Oh my God, that song I recorded in Istanbul. I had to live there for a bit, and it was fucking depressing. It was just when the world started falling apart and exactly the time of the refugee crisis, when [Turkey’s president Recep Tayyip] Erdoğan started turning into a much bigger lunatic than he had been before that. Turkey was at the absolute center of the refugee crisis. It was a weird time to be there.

I also had to work on something I didn’t want to work in. I was asked to play a really weird character in a period drama: an Ethiopian mute slave in 1510 during the Ottoman Empire. I’m not an actor, I haven’t even got a TV. They heard of me through someone, said I looked the part, and asked me to audition. They offered me money! I’m a poor musician, so I did it and I had a bit of an identity crisis at the same time because who wants to work at McDonald’s? Not me.

Merch for this release:
Vinyl LP

So, while I was working at McDonald’s—I call it McDonald’s, because it was like a Disney-style TV series called Magnificent Century—I recorded tracks backstage. I’d take my gear with me and ignore everyone. I was making tunes as a form of protest. Nobody ever asked me what I was doing, that’s how uncommunicative it was. There was a language barrier, but I spoke Turkish by the end, enough Turkish to be told where to stand, when they’re going to shoot, things like this.

There are some very cool people in Istanbul, just not working on a TV staff, I’ll tell you that. There’s some pretty cool TV in America, there’s some funny things like True Detective. If somebody asked me to be a slave in that, I’d be like, ‘cool,’ instead of being in a cheesy pile of shit.
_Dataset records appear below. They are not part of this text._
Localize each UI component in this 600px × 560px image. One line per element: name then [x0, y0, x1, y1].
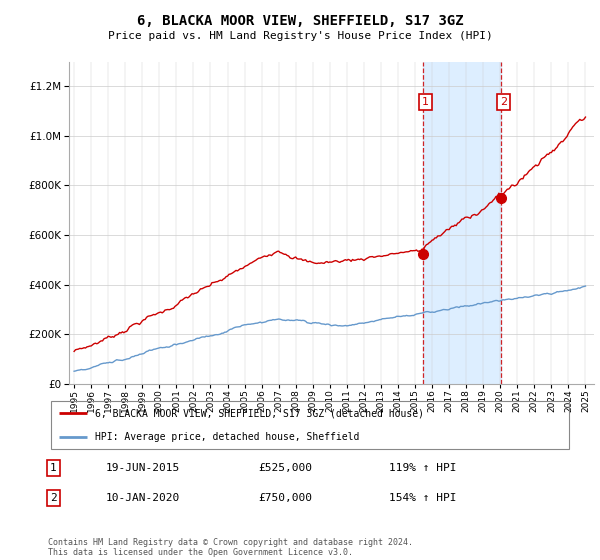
Text: 19-JUN-2015: 19-JUN-2015 [106, 463, 180, 473]
Text: HPI: Average price, detached house, Sheffield: HPI: Average price, detached house, Shef… [95, 432, 359, 442]
Text: 6, BLACKA MOOR VIEW, SHEFFIELD, S17 3GZ (detached house): 6, BLACKA MOOR VIEW, SHEFFIELD, S17 3GZ … [95, 408, 424, 418]
Text: Contains HM Land Registry data © Crown copyright and database right 2024.
This d: Contains HM Land Registry data © Crown c… [48, 538, 413, 557]
Text: 2: 2 [50, 493, 56, 503]
Bar [423, 62, 501, 384]
Text: £525,000: £525,000 [258, 463, 312, 473]
Text: 1: 1 [422, 97, 429, 107]
Text: 10-JAN-2020: 10-JAN-2020 [106, 493, 180, 503]
Text: 1: 1 [50, 463, 56, 473]
Text: 119% ↑ HPI: 119% ↑ HPI [389, 463, 457, 473]
Text: £750,000: £750,000 [258, 493, 312, 503]
Text: 154% ↑ HPI: 154% ↑ HPI [389, 493, 457, 503]
Text: 6, BLACKA MOOR VIEW, SHEFFIELD, S17 3GZ: 6, BLACKA MOOR VIEW, SHEFFIELD, S17 3GZ [137, 14, 463, 28]
Text: Price paid vs. HM Land Registry's House Price Index (HPI): Price paid vs. HM Land Registry's House … [107, 31, 493, 41]
Text: 2: 2 [500, 97, 507, 107]
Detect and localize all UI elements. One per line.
Anyway, I recorded this song—it’s a very sad version of ‘Candy Shop’ to me. The only woman who spoke English on this whole set was a translator for another actress, and she used to sing this song all the time in the most depressing way because we were always on set. She kept on doing this and I was like, ‘OK, this is my theme song.’ I went backstage and recorded it on a MacBook mic. I played the bass line on the keyboard of the computer, then I went home and made the rest.